Python's multiprocessing module would seem to fit your issue nicely. It's a high-level package that supports threading by process.
Simple function in zsh to parallelize jobs in not more than 4 subshells, using lock files in /tmp.
The only non trivial part are the glob flags in the first test:
#q: enable filename globbing in a test
[4]: returns the 4th result only
N: ignore error on empty result
It should be easy to convert it to posix, though it would be a bit more verbose.

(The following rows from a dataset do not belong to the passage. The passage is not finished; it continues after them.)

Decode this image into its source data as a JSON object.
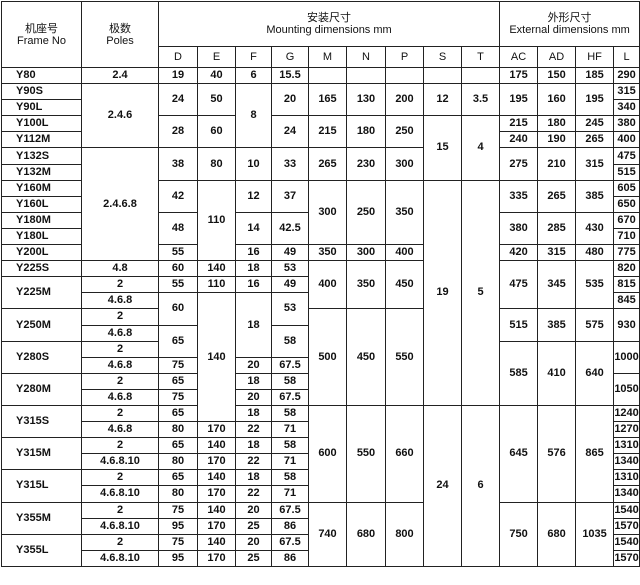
{
  "header": {
    "frame_cn": "机座号",
    "frame_en": "Frame No",
    "poles_cn": "极数",
    "poles_en": "Poles",
    "mounting_cn": "安装尺寸",
    "mounting_en": "Mounting dimensions  mm",
    "external_cn": "外形尺寸",
    "external_en": "External dimensions  mm",
    "mounting_cols": [
      "D",
      "E",
      "F",
      "G",
      "M",
      "N",
      "P",
      "S",
      "T"
    ],
    "external_cols": [
      "AC",
      "AD",
      "HF",
      "L"
    ]
  },
  "columns": [
    "frame",
    "poles",
    "D",
    "E",
    "F",
    "G",
    "M",
    "N",
    "P",
    "S",
    "T",
    "AC",
    "AD",
    "HF",
    "L"
  ],
  "rows": [
    [
      [
        "Y80"
      ],
      [
        "2.4"
      ],
      [
        "19"
      ],
      [
        "40"
      ],
      [
        "6"
      ],
      [
        "15.5"
      ],
      [
        ""
      ],
      [
        ""
      ],
      [
        ""
      ],
      [
        ""
      ],
      [
        ""
      ],
      [
        "175"
      ],
      [
        "150"
      ],
      [
        "185"
      ],
      [
        "290"
      ]
    ],
    [
      [
        "Y90S"
      ],
      [
        "2.4.6",
        4
      ],
      [
        "24",
        2
      ],
      [
        "50",
        2
      ],
      [
        "8",
        4
      ],
      [
        "20",
        2
      ],
      [
        "165",
        2
      ],
      [
        "130",
        2
      ],
      [
        "200",
        2
      ],
      [
        "12",
        2
      ],
      [
        "3.5",
        2
      ],
      [
        "195",
        2
      ],
      [
        "160",
        2
      ],
      [
        "195",
        2
      ],
      [
        "315"
      ]
    ],
    [
      [
        "Y90L"
      ],
      [
        "340"
      ]
    ],
    [
      [
        "Y100L"
      ],
      [
        "28",
        2
      ],
      [
        "60",
        2
      ],
      [
        "24",
        2
      ],
      [
        "215",
        2
      ],
      [
        "180",
        2
      ],
      [
        "250",
        2
      ],
      [
        "15",
        4
      ],
      [
        "4",
        4
      ],
      [
        "215"
      ],
      [
        "180"
      ],
      [
        "245"
      ],
      [
        "380"
      ]
    ],
    [
      [
        "Y112M"
      ],
      [
        "240"
      ],
      [
        "190"
      ],
      [
        "265"
      ],
      [
        "400"
      ]
    ],
    [
      [
        "Y132S"
      ],
      [
        "2.4.6.8",
        7
      ],
      [
        "38",
        2
      ],
      [
        "80",
        2
      ],
      [
        "10",
        2
      ],
      [
        "33",
        2
      ],
      [
        "265",
        2
      ],
      [
        "230",
        2
      ],
      [
        "300",
        2
      ],
      [
        "275",
        2
      ],
      [
        "210",
        2
      ],
      [
        "315",
        2
      ],
      [
        "475"
      ]
    ],
    [
      [
        "Y132M"
      ],
      [
        "515"
      ]
    ],
    [
      [
        "Y160M"
      ],
      [
        "42",
        2
      ],
      [
        "110",
        5
      ],
      [
        "12",
        2
      ],
      [
        "37",
        2
      ],
      [
        "300",
        4
      ],
      [
        "250",
        4
      ],
      [
        "350",
        4
      ],
      [
        "19",
        14
      ],
      [
        "5",
        14
      ],
      [
        "335",
        2
      ],
      [
        "265",
        2
      ],
      [
        "385",
        2
      ],
      [
        "605"
      ]
    ],
    [
      [
        "Y160L"
      ],
      [
        "650"
      ]
    ],
    [
      [
        "Y180M"
      ],
      [
        "48",
        2
      ],
      [
        "14",
        2
      ],
      [
        "42.5",
        2
      ],
      [
        "380",
        2
      ],
      [
        "285",
        2
      ],
      [
        "430",
        2
      ],
      [
        "670"
      ]
    ],
    [
      [
        "Y180L"
      ],
      [
        "710"
      ]
    ],
    [
      [
        "Y200L"
      ],
      [
        "55"
      ],
      [
        "16"
      ],
      [
        "49"
      ],
      [
        "350"
      ],
      [
        "300"
      ],
      [
        "400"
      ],
      [
        "420"
      ],
      [
        "315"
      ],
      [
        "480"
      ],
      [
        "775"
      ]
    ],
    [
      [
        "Y225S"
      ],
      [
        "4.8"
      ],
      [
        "60"
      ],
      [
        "140"
      ],
      [
        "18"
      ],
      [
        "53"
      ],
      [
        "400",
        3
      ],
      [
        "350",
        3
      ],
      [
        "450",
        3
      ],
      [
        "475",
        3
      ],
      [
        "345",
        3
      ],
      [
        "535",
        3
      ],
      [
        "820"
      ]
    ],
    [
      [
        "Y225M",
        2
      ],
      [
        "2"
      ],
      [
        "55"
      ],
      [
        "110"
      ],
      [
        "16"
      ],
      [
        "49"
      ],
      [
        "815"
      ]
    ],
    [
      [
        "4.6.8"
      ],
      [
        "60",
        2
      ],
      [
        "140",
        8
      ],
      [
        "18",
        4
      ],
      [
        "53",
        2
      ],
      [
        "845"
      ]
    ],
    [
      [
        "Y250M",
        2
      ],
      [
        "2"
      ],
      [
        "500",
        6
      ],
      [
        "450",
        6
      ],
      [
        "550",
        6
      ],
      [
        "515",
        2
      ],
      [
        "385",
        2
      ],
      [
        "575",
        2
      ],
      [
        "930",
        2
      ]
    ],
    [
      [
        "4.6.8"
      ],
      [
        "65",
        2
      ],
      [
        "58",
        2
      ]
    ],
    [
      [
        "Y280S",
        2
      ],
      [
        "2"
      ],
      [
        "585",
        4
      ],
      [
        "410",
        4
      ],
      [
        "640",
        4
      ],
      [
        "1000",
        2
      ]
    ],
    [
      [
        "4.6.8"
      ],
      [
        "75"
      ],
      [
        "20"
      ],
      [
        "67.5"
      ]
    ],
    [
      [
        "Y280M",
        2
      ],
      [
        "2"
      ],
      [
        "65"
      ],
      [
        "18"
      ],
      [
        "58"
      ],
      [
        "1050",
        2
      ]
    ],
    [
      [
        "4.6.8"
      ],
      [
        "75"
      ],
      [
        "20"
      ],
      [
        "67.5"
      ]
    ],
    [
      [
        "Y315S",
        2
      ],
      [
        "2"
      ],
      [
        "65"
      ],
      [
        "18"
      ],
      [
        "58"
      ],
      [
        "600",
        6
      ],
      [
        "550",
        6
      ],
      [
        "660",
        6
      ],
      [
        "24",
        10
      ],
      [
        "6",
        10
      ],
      [
        "645",
        6
      ],
      [
        "576",
        6
      ],
      [
        "865",
        6
      ],
      [
        "1240"
      ]
    ],
    [
      [
        "4.6.8"
      ],
      [
        "80"
      ],
      [
        "170"
      ],
      [
        "22"
      ],
      [
        "71"
      ],
      [
        "1270"
      ]
    ],
    [
      [
        "Y315M",
        2
      ],
      [
        "2"
      ],
      [
        "65"
      ],
      [
        "140"
      ],
      [
        "18"
      ],
      [
        "58"
      ],
      [
        "1310"
      ]
    ],
    [
      [
        "4.6.8.10"
      ],
      [
        "80"
      ],
      [
        "170"
      ],
      [
        "22"
      ],
      [
        "71"
      ],
      [
        "1340"
      ]
    ],
    [
      [
        "Y315L",
        2
      ],
      [
        "2"
      ],
      [
        "65"
      ],
      [
        "140"
      ],
      [
        "18"
      ],
      [
        "58"
      ],
      [
        "1310"
      ]
    ],
    [
      [
        "4.6.8.10"
      ],
      [
        "80"
      ],
      [
        "170"
      ],
      [
        "22"
      ],
      [
        "71"
      ],
      [
        "1340"
      ]
    ],
    [
      [
        "Y355M",
        2
      ],
      [
        "2"
      ],
      [
        "75"
      ],
      [
        "140"
      ],
      [
        "20"
      ],
      [
        "67.5"
      ],
      [
        "740",
        4
      ],
      [
        "680",
        4
      ],
      [
        "800",
        4
      ],
      [
        "750",
        4
      ],
      [
        "680",
        4
      ],
      [
        "1035",
        4
      ],
      [
        "1540"
      ]
    ],
    [
      [
        "4.6.8.10"
      ],
      [
        "95"
      ],
      [
        "170"
      ],
      [
        "25"
      ],
      [
        "86"
      ],
      [
        "1570"
      ]
    ],
    [
      [
        "Y355L",
        2
      ],
      [
        "2"
      ],
      [
        "75"
      ],
      [
        "140"
      ],
      [
        "20"
      ],
      [
        "67.5"
      ],
      [
        "1540"
      ]
    ],
    [
      [
        "4.6.8.10"
      ],
      [
        "95"
      ],
      [
        "170"
      ],
      [
        "25"
      ],
      [
        "86"
      ],
      [
        "1570"
      ]
    ]
  ]
}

Do not forget to escape any quotes in the jobs with \".
#!/bin/zsh
setopt extendedglob
para() {
lock=/tmp/para_$$_$((paracnt++))
# sleep as long as the 4th lock file exists
until [[ -z /tmp/para_$$_*(#q[4]N) ]] { sleep 0.1 }
# Launch the job in a subshell
( touch $lock ; eval $* ; rm $lock ) &
# Wait for subshell start and lock creation
until [[ -f $lock ]] { sleep 0.001 }
}
para "print A0; sleep 1; print Z0"
para "print A1; sleep 2; print Z1"
para "print A2; sleep 3; print Z2"
para "print A3; sleep 4; print Z3"
para "print A4; sleep 3; print Z4"
para "print A5; sleep 2; print Z5"
# wait for all subshells to terminate
wait
Can you elaborate what you mean by in parallel? It sounds like you need to implement some sort of locking in the queue so your entries are not selected twice, etc and the commands run only once.
Most queue systems cheat -- they just write a giant to-do list, then select e.g. ten items, work them, and select the next ten items. There's no parallelization.
If you provide some more details, I'm sure we can help you out.